Should you always include a varying slope for the lower-level variable involved in a cross-level interaction?

Statistical Modeling, Causal Inference, and Social Science 2024-09-04

Sociology student Josh Aleksanyan writes:

I’ve also been working with a dataset on addiction treatment admissions and I have a question that I can’t really figure out. I figured I should go multilevel since I am interested in how broader social policy contexts influence the relationship between a criminal justice referral and treatment outcomes (i.e., length of treatment stay). When building a multilevel model that explicitly includes an interaction between two levels (in my case, a criminal justice referral and rescaled state-level probation and incarceration rates), is it recommended we always allow the individual-level predictor to vary? I know your recommendation is to build many models and always let coefficients vary (up to a point) but I can’t figure out if this is in fact a “rule” if we have a cross-level interaction. This article suggests so. In any case, in my case, adding a varying slope for the level 1 predictor reduces residuals outside of the error bounds (so I guess I partly answered my own question) but I’m wondering (going forward in life) if this is something we have to do because of the cross-level interaction.

Also, since I have your attention, if I expand my data beyond a single year, would you explicitly model year as its own varying intercept (as opposed to adding year dummies)?

The linked article, by Jan Paul Heisig and Merlin Schaeffer, is helpfully titled, “Why You Should Always Include a Random Slope for the Lower-Level Variable Involved in a Cross-Level Interaction.”

What do I think about this recommendation?

It’s complicated. As Aleksanyan notes, my general advice is to include everything.

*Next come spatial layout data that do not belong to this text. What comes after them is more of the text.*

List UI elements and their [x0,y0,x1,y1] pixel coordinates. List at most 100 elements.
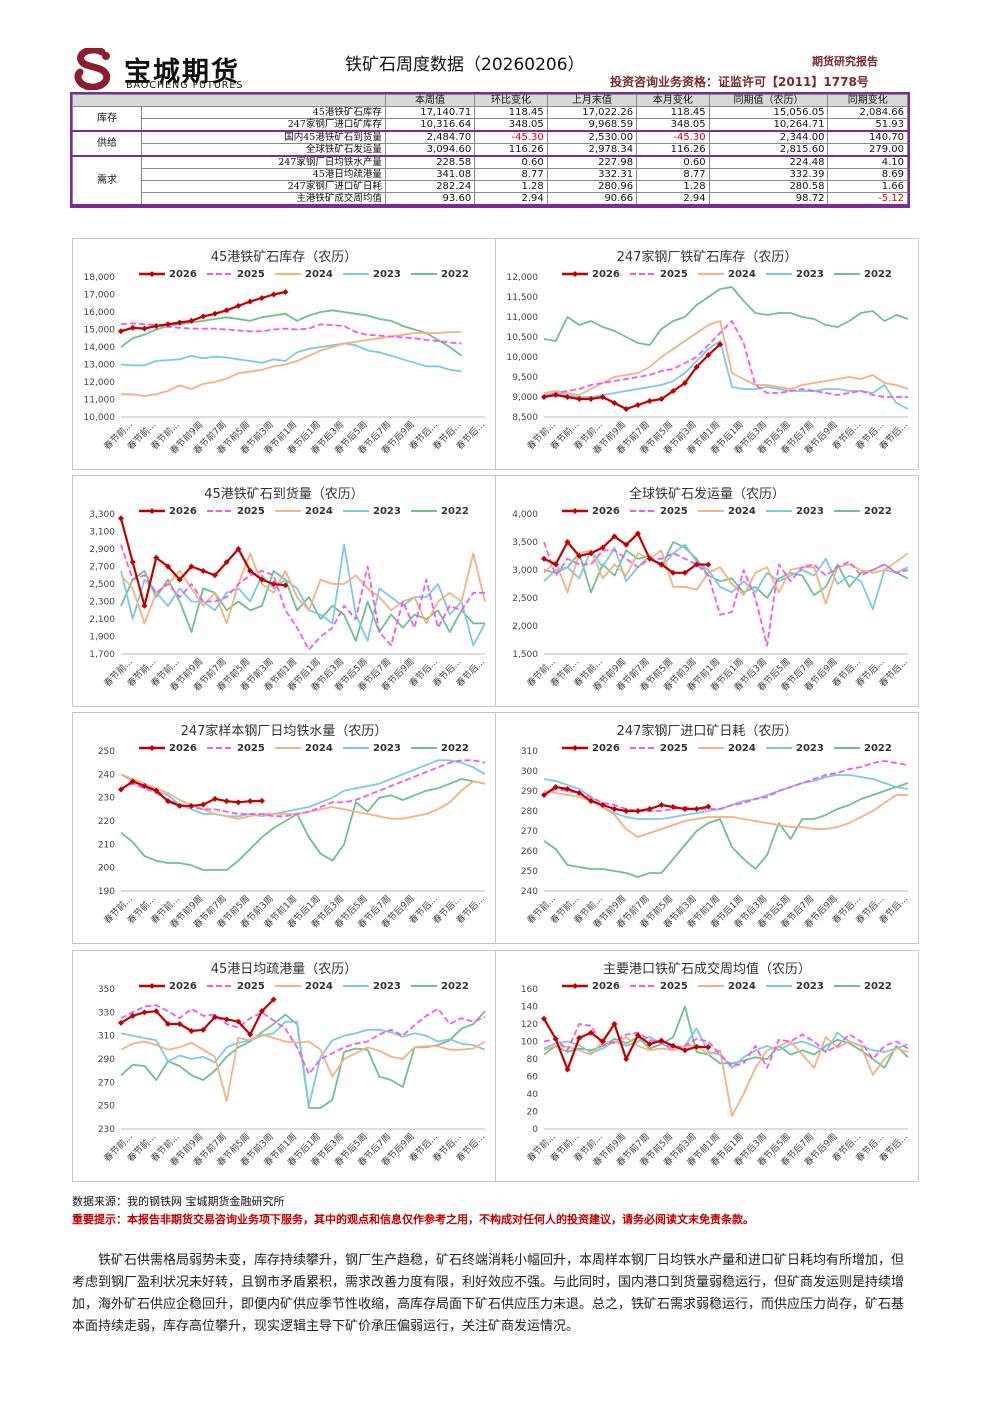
data-point-2026 [576,790,583,796]
data-point-2026 [670,804,677,810]
data-point-2026 [164,798,171,805]
data-point-2026 [211,795,218,802]
series-line-2025 [543,1023,909,1069]
legend-label: 2025 [237,981,265,992]
table-row-label: 45港日均疏港量 [141,168,386,181]
table-row-label: 主港铁矿成交周均值 [141,192,386,206]
series-line-2024 [543,320,909,396]
legend-marker [572,271,578,277]
data-point-2026 [141,602,148,609]
table-header-cell: 本周值 [384,94,476,107]
chart-panel: 全球铁矿石发运量（农历） 1,500 2,000 2,500 3,000 3,500 4,0… [495,475,919,707]
data-point-2026 [176,576,183,583]
data-point-2026 [705,1044,712,1051]
data-point-2026 [153,323,160,329]
table-header-cell: 同期变化 [827,94,908,107]
y-tick-label: 2,500 [89,580,115,590]
series-line-2025 [120,322,462,345]
chart-panel: 45港铁矿石到货量（农历） 1,700 1,900 2,100 2,300 2,500 2,… [72,475,496,707]
series-line-2024 [543,1036,909,1117]
data-point-2026 [541,555,547,562]
y-tick-label: 260 [521,847,538,857]
legend-label: 2022 [441,981,469,992]
series-line-2024 [121,331,462,397]
data-point-2026 [693,364,700,370]
data-point-2026 [141,1009,148,1016]
legend-label: 2023 [796,981,824,992]
data-point-2026 [211,310,218,317]
table-value-cell: 0.60 [636,155,710,169]
data-point-2026 [153,554,160,561]
legend-label: 2022 [441,506,469,517]
table-row-label: 247家钢厂进口矿库存 [141,118,386,132]
data-point-2026 [670,1042,677,1049]
legend-label: 2024 [305,981,333,992]
data-point-2026 [658,1037,665,1044]
table-value-cell: 116.26 [474,143,548,157]
series-line-2025 [120,1004,486,1076]
data-point-2026 [164,1021,171,1027]
legend-label: 2022 [864,269,892,280]
chart-title: 45港铁矿石到货量（农历） [204,486,364,502]
table-value-cell: 224.48 [708,155,829,169]
y-tick-label: 60 [527,1073,539,1083]
data-point-2026 [576,396,583,402]
y-tick-label: 2,100 [89,615,115,625]
table-row: 供给 国内45港铁矿石到货量 2,484.70 -45.30 2,530.00 -45.3… [72,130,908,157]
table-value-cell: 118.45 [636,106,710,119]
y-tick-label: 20 [527,1108,539,1118]
data-point-2026 [141,783,148,789]
legend-label: 2023 [373,269,401,280]
document-title: 铁矿石周度数据（20260206） [345,55,585,75]
y-tick-label: 1,700 [89,650,115,660]
data-point-2026 [611,1021,618,1027]
y-tick-label: 11,000 [84,396,116,406]
data-point-2026 [552,561,559,568]
data-point-2026 [188,317,195,324]
series-line-2024 [120,1033,486,1102]
table-value-cell: 280.96 [546,180,638,193]
company-name-cn: 宝城期货 [124,57,240,88]
y-tick-label: 10,500 [507,333,539,343]
data-point-2026 [576,553,583,559]
data-point-2026 [129,324,136,331]
y-tick-label: 3,500 [512,538,538,548]
y-tick-label: 310 [98,1032,115,1042]
chart-title: 45港铁矿石库存（农历） [211,249,358,265]
data-point-2026 [200,567,207,574]
data-point-2026 [188,563,195,570]
data-point-2026 [623,406,630,412]
y-tick-label: 0 [532,1125,538,1135]
data-point-2026 [681,806,688,812]
y-tick-label: 300 [521,767,538,777]
table-value-cell: 282.24 [384,180,476,193]
y-tick-label: 3,100 [89,528,115,538]
series-line-2022 [120,570,485,642]
chart-title: 247家钢厂铁矿石库存（农历） [617,249,798,265]
legend-marker [572,745,578,751]
table-value-cell: 90.66 [546,192,638,206]
series-line-2023 [120,759,486,818]
series-line-2023 [543,774,909,820]
legend-label: 2026 [169,981,197,992]
legend-label: 2026 [592,743,620,754]
data-point-2026 [681,380,688,386]
data-point-2026 [235,302,242,309]
license-info: 投资咨询业务资格：证监许可【2011】1778号 [610,75,869,89]
legend-label: 2024 [305,743,333,754]
data-point-2026 [623,541,630,548]
legend-label: 2023 [373,506,401,517]
table-category-cell: 需求 [72,155,142,206]
data-point-2026 [587,550,594,557]
y-tick-label: 230 [98,794,115,804]
data-point-2026 [200,801,207,808]
table-value-cell: 2.94 [474,192,548,206]
y-tick-label: 80 [527,1055,539,1065]
legend-marker [149,983,155,989]
table-row: 主港铁矿成交周均值 93.60 2.94 90.66 2.94 98.72 -5.12 [72,192,908,206]
market-summary: 铁矿石供需格局弱势未变，库存持续攀升，钢厂生产趋稳，矿石终端消耗小幅回升，本周样… [72,1253,905,1334]
data-point-2026 [599,394,606,400]
data-point-2026 [564,786,571,792]
legend-label: 2022 [864,981,892,992]
series-line-2026 [119,518,286,607]
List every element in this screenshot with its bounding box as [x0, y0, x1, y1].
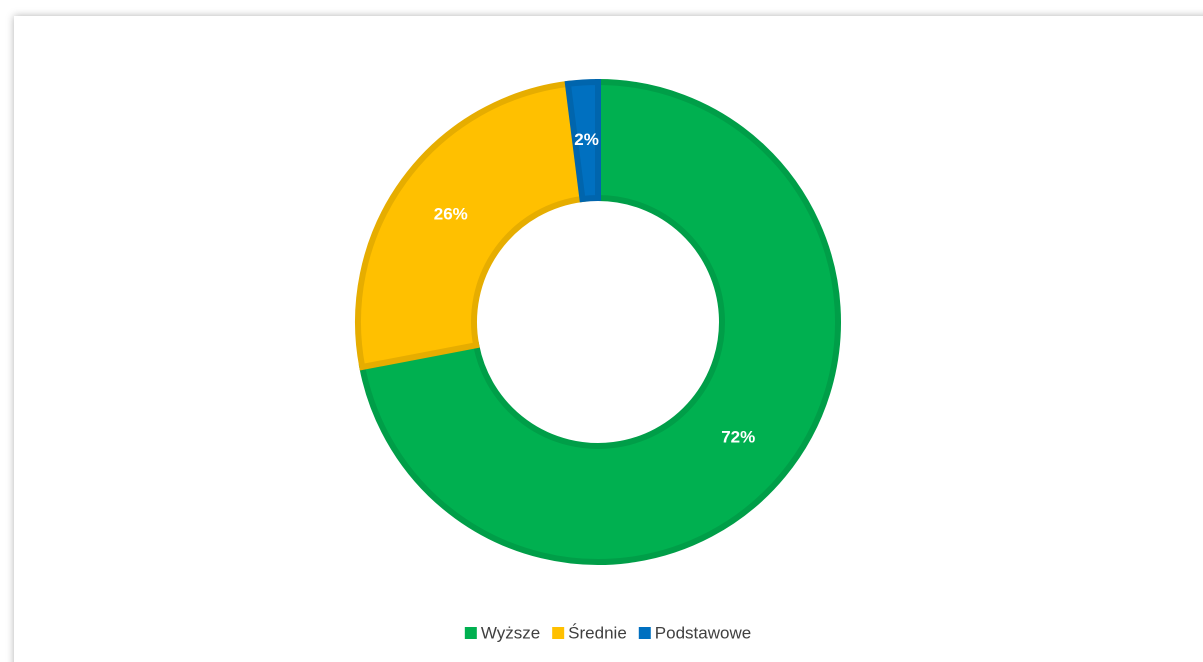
data-label: 72% [721, 427, 755, 446]
legend-label: Średnie [568, 623, 627, 642]
data-label: 26% [434, 205, 468, 224]
donut-segment [358, 78, 841, 565]
legend-label: Wyższe [481, 623, 540, 642]
data-label: 2% [574, 130, 599, 149]
donut-segment [355, 80, 586, 371]
legend-swatch [464, 627, 477, 639]
legend-swatch [552, 627, 565, 639]
legend-label: Podstawowe [655, 623, 751, 642]
legend: Wyższe Średnie Podstawowe [464, 623, 751, 642]
legend-swatch [638, 627, 651, 639]
donut-segment [564, 78, 601, 203]
plot-area: 72% 26% 2% [355, 78, 841, 565]
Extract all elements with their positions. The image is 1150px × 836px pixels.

But in real life we can’t include everything, even if the data are available. As we say in “parent talk,” you have to pick your battles. A quick answer is that you always are including these interactions: even when you’re not including them, you’re including them with a coefficient of zero. That seems silly, but the larger point is that it’s not just a question of whether you’re including an effect or interaction, or even how you’re modeling it, so much as how you’re fitting it. If you set a coefficient to zero, that’s complete pooling, or we could say complete regularization. Interactions can be noisy to estimate, so least-squares or even hierarchical models with flat priors on the hyperparameters won’t necessarily do the job.

Anyway, my general advice is to include these varying slopes, at least conceptually. So even if you fit the model without that component of variation, you should recognize that it’s there.